Testing goodness of fit using Kolmogorov-Smirnov test

207 Views Asked by At

I want to check if two probability distributions (experimental and theoretical) are same. The distributions are not normal distributions so I decided to use KS test. I used the MATLAB function KStest2 and got p-value = 1! Now, it means that I can't reject the null hypothesis that the two distributions are same. I have two main concerns:

  1. Does it mean I can accept the null hypothesis? I'm confused about the statement 'fail to reject the null hypothesis'
  2. What is the p-value for the hypothesis that distributions are same. Can I calculate it as 1-p? As I'm interested in testing whether my theory is correct and want to give a p-value for that.

https://se.mathworks.com/help/stats/kstest2.html

3

There are 3 best solutions below

0
On

Let's review some basics on which you may be confused.

In a p-value test we have a hypothesis, called the null hypothesis, from which probabilities are computable, then use a p-value to quantify how well the hypothesis "fits" some data. The p-value is the probability, conditional on the null hypothesis, that the data would be at least surprising, relative to the expectations of said hypothesis, as it in fact was. (When I say that, I'm glossing over the difference between 1- and 2-tailed tests; in 1-tailed tests, the p-value is the probability that the data would be at least this surprising, in the direction in which it is surprising.)

In this example, the null hypothesis is that the distributions are the same, so $p$ is already the p-value for that hypothesis. The only event that we know has probability $1-p$ is that the data would be less "surprising", again conditional on the null hypothesis. We certainly can't do another test in which the role of null hypothesis switches to the opposite of what it was before; "the distributions differ" doesn't allow us to calculate p-values.

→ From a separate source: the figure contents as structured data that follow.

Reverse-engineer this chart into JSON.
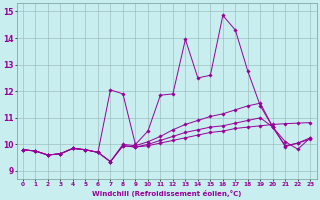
{
  "xlabel": "Windchill (Refroidissement éolien,°C)",
  "bg_color": "#c8eef0",
  "grid_color": "#9fbfbf",
  "line_color": "#990099",
  "xlim": [
    -0.5,
    23.5
  ],
  "ylim": [
    8.7,
    15.3
  ],
  "yticks": [
    9,
    10,
    11,
    12,
    13,
    14,
    15
  ],
  "xticks": [
    0,
    1,
    2,
    3,
    4,
    5,
    6,
    7,
    8,
    9,
    10,
    11,
    12,
    13,
    14,
    15,
    16,
    17,
    18,
    19,
    20,
    21,
    22,
    23
  ],
  "series": [
    {
      "x": [
        0,
        1,
        2,
        3,
        4,
        5,
        6,
        7,
        8,
        9,
        10,
        11,
        12,
        13,
        14,
        15,
        16,
        17,
        18,
        19,
        20,
        21,
        22,
        23
      ],
      "y": [
        9.8,
        9.75,
        9.6,
        9.65,
        9.85,
        9.8,
        9.7,
        9.35,
        9.95,
        9.9,
        9.95,
        10.05,
        10.15,
        10.25,
        10.35,
        10.45,
        10.5,
        10.6,
        10.65,
        10.7,
        10.75,
        10.78,
        10.8,
        10.82
      ]
    },
    {
      "x": [
        0,
        1,
        2,
        3,
        4,
        5,
        6,
        7,
        8,
        9,
        10,
        11,
        12,
        13,
        14,
        15,
        16,
        17,
        18,
        19,
        20,
        21,
        22,
        23
      ],
      "y": [
        9.8,
        9.75,
        9.6,
        9.65,
        9.85,
        9.8,
        9.7,
        9.35,
        9.95,
        9.9,
        10.0,
        10.15,
        10.3,
        10.45,
        10.55,
        10.65,
        10.7,
        10.8,
        10.9,
        11.0,
        10.65,
        9.95,
        10.05,
        10.2
      ]
    },
    {
      "x": [
        0,
        1,
        2,
        3,
        4,
        5,
        6,
        7,
        8,
        9,
        10,
        11,
        12,
        13,
        14,
        15,
        16,
        17,
        18,
        19,
        20,
        21,
        22,
        23
      ],
      "y": [
        9.8,
        9.75,
        9.6,
        9.65,
        9.85,
        9.8,
        9.7,
        9.35,
        10.0,
        9.95,
        10.1,
        10.3,
        10.55,
        10.75,
        10.9,
        11.05,
        11.15,
        11.3,
        11.45,
        11.55,
        10.65,
        9.92,
        10.05,
        10.25
      ]
    },
    {
      "x": [
        0,
        1,
        2,
        3,
        4,
        5,
        6,
        7,
        8,
        9,
        10,
        11,
        12,
        13,
        14,
        15,
        16,
        17,
        18,
        19,
        20,
        21,
        22,
        23
      ],
      "y": [
        9.8,
        9.75,
        9.6,
        9.65,
        9.85,
        9.8,
        9.7,
        12.05,
        11.9,
        10.0,
        10.5,
        11.85,
        11.9,
        13.95,
        12.5,
        12.6,
        14.85,
        14.3,
        12.75,
        11.45,
        10.65,
        10.1,
        9.82,
        10.25
      ]
    }
  ]
}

I think that answers your second question. As for the first, the reason we talk about "failing to reject" the null hypothesis is because you can't prove it, only disprove it or be impressed it survived the effort. As for what you can do in this example, I suggest you double-check a p-value of 1. Such a p-value means the data is as consistent with the distributions being the same as it could possibly get. With data drawn from a continuous distribution, this is suspicious.

1
On

If I'm understanding your questions correctly it seems that you have one distribution which is given by a formula (theoretical) and another that is given by data (experimental). Thus only one of your distributions is given by a sample, the experimental one. Thus you should be using the $\textit{one sample}$ K-S test. This test is designed for what you have in mind (ie determining if the underlying theoretical distribution for the experimental distribution is the theoretical one that you have).

The two sample test is for determining whether two experimental distributions have the same underlying theoretical distribution.

Now on to $p$-values. I don't like the whole "null-hypothesis" language, as I think it's overly confusing. The thing to get used to in statistics is that there is no absolute notion of true vs. false when it comes to experimental data. It's all about degrees of confidence.

So if we take for example the case of flipping a fair coins. The theoretical distribution is a discrete distribution with heads and tails each having probability $\frac{1}{2}$. If I were to flip a coin and get 100 heads in a row what does that mean? Do it mean that my coin isn't fair?

No, it only means that it is very unlikely to be fair. I suggest you try to work out the K-S test (one sample) for this example, it is very illuminating.

Finally, if I told you to make a decision on whether the coin was fair in this case you would probably say no. This is what the $p$-value is. It is a quantifiable number that says what level of confidence you need to have before you're going to make conclusions based on the data. There is no set in stone preferred value, it just depends on the application.

0
On

You haven't told us much. In particular what sample size you used. If you make a quick superficial search for something and you don't find it, that doesn't prove it's not there. Likewise, if a very small sample is used and your test fails to reject the null hypothesis, that doesn't mean the null hypothesis is true; it just means you haven't looked very far for whatever evidence against it may be there.